Decision Transformer: Reinforcement Learning via Sequence Modeling
We introduce a framework that abstracts Reinforcement Learning (RL) as a sequence modeling problem. This allows us to draw upon the simplicity and scalability of the Transformer architecture, and associated advances in language modeling such as GPT-x and BERT. In particular, we present Decision Transformer, an architecture that casts the problem of RL as conditional sequence modeling. Unlike prior approaches to RL that fit value functions or compute policy gradients, Decision Transformer simply outputs the optimal actions by leveraging a causally masked Transformer. By conditioning an autoregressive model on the desired return (reward), past states, and actions, our Decision Transformer model can generate future actions that achieve the desired return. Despite its simplicity, Decision Transformer matches or exceeds the performance of state-of-the-art model-free offline RL baselines on Atari, OpenAI Gym, and Key-to-Door tasks.
Introduction. Recent work has shown transformers [1] can model high-dimensional distributions of semantic concepts at scale, including effective zero-shot generalization in language [2] and out-of-distribution image generation [3]. Given the diversity of successful applications of such models, we seek to examine their application to sequential decision making problems formalized as reinforcement learning (RL). In contrast to prior work using transformers as an architectural choice for components within traditional RL algorithms [4, 5], we seek to study if generative trajectory modeling – i.e. modeling the joint distribution of the sequence of states, actions, and rewards – can serve as a replacement for conventional RL algorithms. We consider the following shift in paradigm: instead of training a policy through conventional RL algorithms like temporal difference (TD) learning [6], we will train transformer models on collected experience using a sequence modeling objective.

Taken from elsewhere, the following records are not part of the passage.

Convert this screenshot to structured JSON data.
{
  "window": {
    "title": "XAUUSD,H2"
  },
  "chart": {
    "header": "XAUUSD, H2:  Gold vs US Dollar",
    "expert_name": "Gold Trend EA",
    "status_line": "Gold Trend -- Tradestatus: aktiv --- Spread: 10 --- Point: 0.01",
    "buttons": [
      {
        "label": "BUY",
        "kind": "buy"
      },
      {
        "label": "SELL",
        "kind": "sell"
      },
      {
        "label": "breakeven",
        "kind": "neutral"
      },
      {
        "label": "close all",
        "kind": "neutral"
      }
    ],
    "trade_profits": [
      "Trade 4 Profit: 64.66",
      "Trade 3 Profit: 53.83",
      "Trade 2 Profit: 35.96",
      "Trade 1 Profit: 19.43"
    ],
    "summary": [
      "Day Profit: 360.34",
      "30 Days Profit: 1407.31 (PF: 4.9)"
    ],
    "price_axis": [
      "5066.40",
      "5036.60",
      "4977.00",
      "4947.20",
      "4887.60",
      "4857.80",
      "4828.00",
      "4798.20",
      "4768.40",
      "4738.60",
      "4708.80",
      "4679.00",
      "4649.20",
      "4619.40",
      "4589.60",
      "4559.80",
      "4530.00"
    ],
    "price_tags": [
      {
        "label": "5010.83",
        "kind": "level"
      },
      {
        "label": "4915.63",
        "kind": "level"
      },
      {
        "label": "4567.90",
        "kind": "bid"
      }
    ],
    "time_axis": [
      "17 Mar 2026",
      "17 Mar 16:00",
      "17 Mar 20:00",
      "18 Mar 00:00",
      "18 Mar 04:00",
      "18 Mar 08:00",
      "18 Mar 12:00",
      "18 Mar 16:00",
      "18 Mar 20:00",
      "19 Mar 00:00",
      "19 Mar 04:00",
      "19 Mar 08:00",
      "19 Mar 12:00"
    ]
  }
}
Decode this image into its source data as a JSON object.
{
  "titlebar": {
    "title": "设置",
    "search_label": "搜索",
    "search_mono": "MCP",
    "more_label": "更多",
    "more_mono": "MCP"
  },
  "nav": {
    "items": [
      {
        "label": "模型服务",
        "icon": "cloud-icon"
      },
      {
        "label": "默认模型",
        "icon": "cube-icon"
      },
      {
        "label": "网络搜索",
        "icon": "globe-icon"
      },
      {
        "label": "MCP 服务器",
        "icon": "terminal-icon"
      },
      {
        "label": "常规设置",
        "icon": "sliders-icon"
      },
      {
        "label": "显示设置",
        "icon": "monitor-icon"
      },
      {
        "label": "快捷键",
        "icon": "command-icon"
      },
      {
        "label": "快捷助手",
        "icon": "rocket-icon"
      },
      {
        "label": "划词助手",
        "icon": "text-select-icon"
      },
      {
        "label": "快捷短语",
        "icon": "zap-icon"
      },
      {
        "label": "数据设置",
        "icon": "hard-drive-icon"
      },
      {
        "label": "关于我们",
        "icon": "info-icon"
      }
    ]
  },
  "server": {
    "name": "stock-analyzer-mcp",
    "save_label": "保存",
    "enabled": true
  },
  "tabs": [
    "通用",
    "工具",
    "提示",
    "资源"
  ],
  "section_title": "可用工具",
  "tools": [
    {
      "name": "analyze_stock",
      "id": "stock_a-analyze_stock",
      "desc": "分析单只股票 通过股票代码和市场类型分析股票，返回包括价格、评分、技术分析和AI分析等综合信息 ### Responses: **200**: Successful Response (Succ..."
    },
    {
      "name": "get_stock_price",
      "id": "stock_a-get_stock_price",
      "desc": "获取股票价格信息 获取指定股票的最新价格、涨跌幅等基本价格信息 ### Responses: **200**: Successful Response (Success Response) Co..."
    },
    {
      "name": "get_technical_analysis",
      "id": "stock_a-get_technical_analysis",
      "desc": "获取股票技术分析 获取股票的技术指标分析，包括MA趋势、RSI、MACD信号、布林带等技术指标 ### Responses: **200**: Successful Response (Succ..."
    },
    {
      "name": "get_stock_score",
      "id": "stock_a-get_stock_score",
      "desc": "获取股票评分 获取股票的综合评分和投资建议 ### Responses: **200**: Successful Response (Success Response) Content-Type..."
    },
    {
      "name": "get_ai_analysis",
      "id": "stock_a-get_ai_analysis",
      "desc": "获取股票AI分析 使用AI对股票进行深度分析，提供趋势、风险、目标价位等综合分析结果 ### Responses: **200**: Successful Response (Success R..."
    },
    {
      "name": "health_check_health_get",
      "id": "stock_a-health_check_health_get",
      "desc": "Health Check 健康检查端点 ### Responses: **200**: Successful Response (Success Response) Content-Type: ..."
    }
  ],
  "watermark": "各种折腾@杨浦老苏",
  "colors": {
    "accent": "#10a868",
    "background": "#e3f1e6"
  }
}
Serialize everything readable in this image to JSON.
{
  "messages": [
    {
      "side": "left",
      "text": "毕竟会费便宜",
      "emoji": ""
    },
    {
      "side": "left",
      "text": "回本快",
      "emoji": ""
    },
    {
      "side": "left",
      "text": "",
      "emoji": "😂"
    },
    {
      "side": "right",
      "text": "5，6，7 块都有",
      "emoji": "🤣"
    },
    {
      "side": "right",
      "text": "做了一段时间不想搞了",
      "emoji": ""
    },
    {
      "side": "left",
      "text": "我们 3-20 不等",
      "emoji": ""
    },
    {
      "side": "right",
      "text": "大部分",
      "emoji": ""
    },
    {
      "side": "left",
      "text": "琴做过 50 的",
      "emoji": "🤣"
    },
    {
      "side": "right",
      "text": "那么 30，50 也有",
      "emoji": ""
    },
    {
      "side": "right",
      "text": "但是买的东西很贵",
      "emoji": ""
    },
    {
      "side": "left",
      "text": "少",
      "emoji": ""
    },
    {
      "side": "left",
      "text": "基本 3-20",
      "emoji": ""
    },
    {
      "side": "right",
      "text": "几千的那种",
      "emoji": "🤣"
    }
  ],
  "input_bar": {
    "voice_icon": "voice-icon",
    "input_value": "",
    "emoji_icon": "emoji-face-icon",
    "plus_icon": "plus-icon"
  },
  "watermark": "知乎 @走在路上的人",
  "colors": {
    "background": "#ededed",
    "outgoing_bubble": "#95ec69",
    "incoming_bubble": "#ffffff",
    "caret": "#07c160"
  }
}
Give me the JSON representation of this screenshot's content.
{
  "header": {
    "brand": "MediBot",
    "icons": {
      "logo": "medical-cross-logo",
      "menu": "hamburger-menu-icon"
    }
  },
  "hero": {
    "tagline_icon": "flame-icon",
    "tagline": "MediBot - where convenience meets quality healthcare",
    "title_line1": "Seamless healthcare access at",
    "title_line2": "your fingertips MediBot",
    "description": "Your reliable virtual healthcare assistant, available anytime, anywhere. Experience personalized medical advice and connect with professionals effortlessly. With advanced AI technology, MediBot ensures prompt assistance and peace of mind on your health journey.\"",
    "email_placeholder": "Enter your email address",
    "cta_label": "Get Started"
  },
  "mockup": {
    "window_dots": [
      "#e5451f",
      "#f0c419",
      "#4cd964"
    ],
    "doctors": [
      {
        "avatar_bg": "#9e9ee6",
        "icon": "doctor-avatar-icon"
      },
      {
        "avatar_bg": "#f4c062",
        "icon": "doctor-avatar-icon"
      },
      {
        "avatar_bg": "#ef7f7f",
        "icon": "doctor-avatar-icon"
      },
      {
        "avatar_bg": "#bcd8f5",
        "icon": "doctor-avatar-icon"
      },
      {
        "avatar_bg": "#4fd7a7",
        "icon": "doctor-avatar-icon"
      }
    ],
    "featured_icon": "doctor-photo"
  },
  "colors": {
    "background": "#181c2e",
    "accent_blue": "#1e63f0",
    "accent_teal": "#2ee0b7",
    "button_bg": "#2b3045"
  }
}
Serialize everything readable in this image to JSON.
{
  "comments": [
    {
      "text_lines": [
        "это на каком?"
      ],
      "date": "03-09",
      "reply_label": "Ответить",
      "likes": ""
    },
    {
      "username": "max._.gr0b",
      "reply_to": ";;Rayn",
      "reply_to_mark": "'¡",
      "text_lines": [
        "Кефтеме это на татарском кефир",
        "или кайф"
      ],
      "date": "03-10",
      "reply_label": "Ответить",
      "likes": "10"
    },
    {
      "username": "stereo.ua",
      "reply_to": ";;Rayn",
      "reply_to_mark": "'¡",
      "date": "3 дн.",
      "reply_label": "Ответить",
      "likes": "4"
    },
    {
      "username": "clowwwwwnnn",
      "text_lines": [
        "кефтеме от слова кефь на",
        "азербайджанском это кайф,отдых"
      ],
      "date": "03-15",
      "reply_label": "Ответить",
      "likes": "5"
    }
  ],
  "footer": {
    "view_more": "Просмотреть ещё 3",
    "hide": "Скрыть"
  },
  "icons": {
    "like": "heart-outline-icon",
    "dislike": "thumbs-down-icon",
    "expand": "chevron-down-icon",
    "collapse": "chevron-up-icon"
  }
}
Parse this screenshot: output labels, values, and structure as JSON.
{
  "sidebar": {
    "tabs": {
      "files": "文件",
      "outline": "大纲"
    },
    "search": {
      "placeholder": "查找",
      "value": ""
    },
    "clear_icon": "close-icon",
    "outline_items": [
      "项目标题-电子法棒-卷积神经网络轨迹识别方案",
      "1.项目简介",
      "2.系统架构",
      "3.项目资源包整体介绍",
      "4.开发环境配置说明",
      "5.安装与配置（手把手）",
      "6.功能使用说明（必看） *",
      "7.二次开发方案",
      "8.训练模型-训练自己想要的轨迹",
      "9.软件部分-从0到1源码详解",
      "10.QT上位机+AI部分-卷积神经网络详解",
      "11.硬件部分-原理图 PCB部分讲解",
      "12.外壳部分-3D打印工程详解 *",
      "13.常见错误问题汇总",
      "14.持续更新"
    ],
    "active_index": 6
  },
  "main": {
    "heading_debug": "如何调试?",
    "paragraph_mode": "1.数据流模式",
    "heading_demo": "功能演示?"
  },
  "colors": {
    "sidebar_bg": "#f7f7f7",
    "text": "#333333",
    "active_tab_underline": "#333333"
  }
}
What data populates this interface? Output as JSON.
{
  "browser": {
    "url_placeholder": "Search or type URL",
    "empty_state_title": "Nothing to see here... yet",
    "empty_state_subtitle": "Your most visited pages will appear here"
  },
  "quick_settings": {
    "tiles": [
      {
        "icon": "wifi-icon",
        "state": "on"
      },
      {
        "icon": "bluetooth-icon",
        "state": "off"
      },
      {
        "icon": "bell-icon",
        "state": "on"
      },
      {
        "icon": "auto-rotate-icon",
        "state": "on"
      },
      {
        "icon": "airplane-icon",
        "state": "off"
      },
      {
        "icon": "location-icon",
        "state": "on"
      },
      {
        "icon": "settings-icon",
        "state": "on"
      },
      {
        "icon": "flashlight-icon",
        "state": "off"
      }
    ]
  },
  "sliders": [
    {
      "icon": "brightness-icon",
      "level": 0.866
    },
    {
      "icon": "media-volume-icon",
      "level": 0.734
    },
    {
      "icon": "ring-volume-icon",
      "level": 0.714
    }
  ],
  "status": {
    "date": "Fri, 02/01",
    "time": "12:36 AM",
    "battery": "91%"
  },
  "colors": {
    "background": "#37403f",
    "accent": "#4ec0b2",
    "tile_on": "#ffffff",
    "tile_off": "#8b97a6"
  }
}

Discussion / Conclusion. We proposed Decision Transformer, seeking to unify ideas in language/sequence modeling and reinforcement learning. On standard offline RL benchmarks, we showed Decision Transformer can match or outperform strong algorithms designed explicitly for offline RL with minimal modifications from standard language modeling architectures. We hope this work inspires more investigation into using large transformer models for RL. We used a simple supervised loss that was effective in our experiments, but applications to large-scale datasets could benefit from self-supervised pretraining tasks. In addition, one could consider more sophisticated embeddings for returns, states, and actions – for instance, conditioning on return distributions to model stochastic settings instead of deterministic returns. Transformer models can also be used to model the state evolution of trajectory, potentially serving as an alternative to model-based RL, and we hope to explore this in future work. For real-world applications, it is important to understand the types of errors transformers make in MDP settings and possible negative consequences, which are underexplored.